Ph.D. Dissertation Defense in Applied Biology: Panagiotis Nikolaos Lalagkas 5/6

04/21/2026
By Irma Silva

The Kennedy College of Sciences, Department of Biological Sciences, invites you to attend a Ph.D. Dissertation Defense in Applied Biology by Panagiotis Nikolaos Lalagkas entitled: “Pleiotropy-based methods for discovering therapeutic and adverse effects of drugs on disease”

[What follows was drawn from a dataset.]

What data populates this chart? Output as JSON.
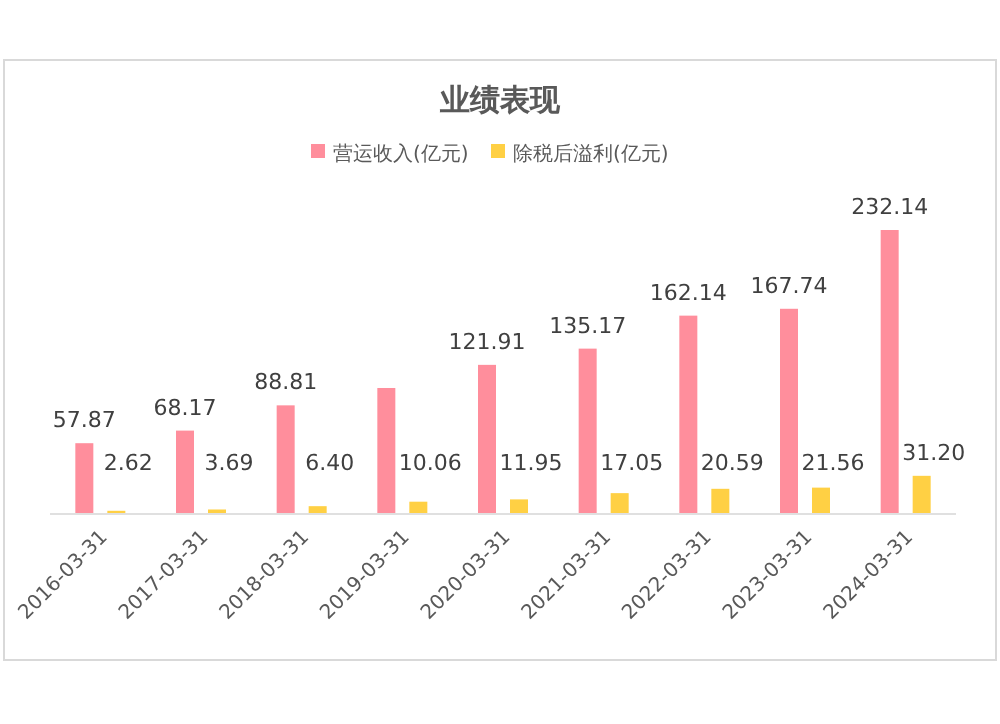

Candidate: Panagiotis Nikolaos Lalagkas
Date: Wednesday, May 6
Time: 11 a.m.-1 p.m.
Location: Olsen 234

Committee members:

• Rachel Melamed, Assistant Professor, University of Massachusetts Lowell
• Frederic Chain, Associate Professor, University of Massachusetts Lowell
• Teresa Lee, Assistant Professor, University of Massachusetts Lowell
• Jonine Figueroa, Senior Investigator, National Cancer Institute, Division of Cancer Epidemiology & Genetics, NIH

Title: Pleiotropy-based methods for discovering therapeutic and adverse effects of drugs on disease

Brief Abstract:
Drug discovery is slow, expensive, and with a failure rate exceeding 90%. Human genetics has helped identify variants associated with disease risk, but linking these signals to causal genes driving disease remains a major challenge. This limits the ability to translate genetic findings into effective drug gene-targets. In this thesis, I address this challenge using pleiotropy, the phenomenon in which a genetic variant or gene influences multiple diseases. By leveraging these shared genetic effects, I develop methods to transfer biological insights from one disease to another and accelerate drug discovery. First, I show that biological knowledge from monogenic (Mendelian) diseases can be used to identify promising drug targets for clinically associated (comorbid) complex diseases. I then extend this approach to pairs of complex diseases, using breast cancer as a case study, and identify shared (pleiotropic) genes that can be used to prioritize existing drugs approved for predisposing diseases that target the identified shared genes and pathways they participate in. Next, I develop metrics to quantify genetic similarity across 178 common diseases and show that diseases with higher genetic similarity are more likely to share both drug treatments and side effects, even when analyzing clinically dissimilar disease pairs. Using this insight, I then use genetic similarity to predict new uses and side effects for 1,711 drugs. Notably, predicted drug indications are twice as likely to progress from Phase I trials to regulatory approval and predicted side effects are enriched for true adverse drug outcomes. Finally, I show that drug efficacy and toxicity often share a common genetic basis. Building on this insight, I develop a neural network model that learns gene‑specific scores quantifying each gene’s relative contribution to therapeutic and adverse effects of a drug on disease. Overall, this work presents pleiotropy as a scalable and interpretable framework for improving drug discovery, enabling better target selection, drug repurposing, and earlier detection of safety risks.